Горение. Книга 1
Шрифт:
— Ходят по золоту, не хотят нагнуться! Губернатор — хряк, болван болваном, а пуглив, словно серна: всего ведь боится, право слово, всего! Россию гнет экономический кризис, помещик не знает, как управлять мужичьем, думает только о том, как на свое поместье денег получить, фабричный туп, пьян, от мастера зуботычину как собака сносит, а у нас руки в кандалах: чтоб хоть какое дело получить, хоть какой подряд — тысячу столоначальников обойди, каждому — презент, каждого неделю жди, а время-то, время летит!
— Тайм из манэй, — согласился Николаев. — Это верно. Согласен, Джон Иванович? Или спорить станешь?
— С тобой, пьяным, нет дискашенс, ты пьяный — идиот, рилли, эн идиот…
— Демократия у нас с гувернером, — вздохнул Николаев и повел глазом на бутылку.
Джон Иванович понял, поднялся, наполнил
— Хорошая у нас демократия, — продолжал Николаев, выпив. — Я, ежели рассержусь, прогоню Джона Ивановича взашей, и он это знает, а потому идиотом меня обзывает только за дело, когда моя дурь и ему опасна.
— Да будет вам, Кирилл, — поморщился компаньон Шавецкий, отпив свою рюмку до половины. — Что вы куражитесь? Я об серьезном, право же.

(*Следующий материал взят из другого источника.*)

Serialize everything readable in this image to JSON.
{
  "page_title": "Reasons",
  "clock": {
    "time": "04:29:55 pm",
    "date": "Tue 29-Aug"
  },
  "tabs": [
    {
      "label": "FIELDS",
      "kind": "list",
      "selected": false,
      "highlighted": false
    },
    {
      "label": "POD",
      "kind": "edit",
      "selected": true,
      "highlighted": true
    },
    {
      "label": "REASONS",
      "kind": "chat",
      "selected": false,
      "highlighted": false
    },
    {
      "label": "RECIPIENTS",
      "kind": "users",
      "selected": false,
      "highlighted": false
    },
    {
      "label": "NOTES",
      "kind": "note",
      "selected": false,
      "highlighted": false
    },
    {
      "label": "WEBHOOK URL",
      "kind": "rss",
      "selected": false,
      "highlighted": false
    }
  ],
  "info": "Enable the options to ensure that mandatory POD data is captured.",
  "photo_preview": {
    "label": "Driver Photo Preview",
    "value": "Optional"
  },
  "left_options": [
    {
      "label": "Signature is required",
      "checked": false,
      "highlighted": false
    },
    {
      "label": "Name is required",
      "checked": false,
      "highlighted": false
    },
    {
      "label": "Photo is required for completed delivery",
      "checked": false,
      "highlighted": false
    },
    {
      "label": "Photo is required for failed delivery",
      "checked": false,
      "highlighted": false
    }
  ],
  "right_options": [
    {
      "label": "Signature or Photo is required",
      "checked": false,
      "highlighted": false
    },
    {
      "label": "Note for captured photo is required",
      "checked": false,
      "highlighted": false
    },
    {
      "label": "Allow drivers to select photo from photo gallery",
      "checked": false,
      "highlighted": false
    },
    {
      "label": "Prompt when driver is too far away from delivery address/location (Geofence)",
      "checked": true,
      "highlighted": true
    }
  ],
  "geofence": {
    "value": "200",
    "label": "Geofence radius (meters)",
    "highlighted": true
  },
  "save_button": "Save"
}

— И я об том же. Вы все больше по Германиям, милый, а я с Джон Иванычем в Нью-Йорке делу учился. У них дело словес не боится: что не так — доллар в зубы, ай эм вери сорри, в ваших услугах более не нуждаюсь. И все. Они это с молоком матери усвоили, они болтают, что хотят, пока не началась работа. Для них страшнее мастера зверя нет: он за качеством труда смотрит. А у нас болтун — самый страшный зверь, к нему все прислушиваются, к журналисту-бумагомарателю, к социалисту, к недоучившемуся студентику. В то время как, — Николаев снова поглядел на бутылку, и Джон Иванович быстро наполнил рюмки — свою, компаньона и ученика, — страшны ему, хряку-губернатору, мы. Люди дела. Он думает войском принудить людишек к работе, полицией, страхом, а сие невозможно. Рублем — да. Придет время — принудим. Доброе это будет принуждение, все останутся в выгоде, все, кроме губернатора: он тогда как дед-мороз в мае будет. И он это прекрасно понимает, — трезво, чуть подавшись вперед, закончил Николаев. — А вы мне про губернаторский идиотизм! Никакой это не идиотизм, а способ его борьбы за существование.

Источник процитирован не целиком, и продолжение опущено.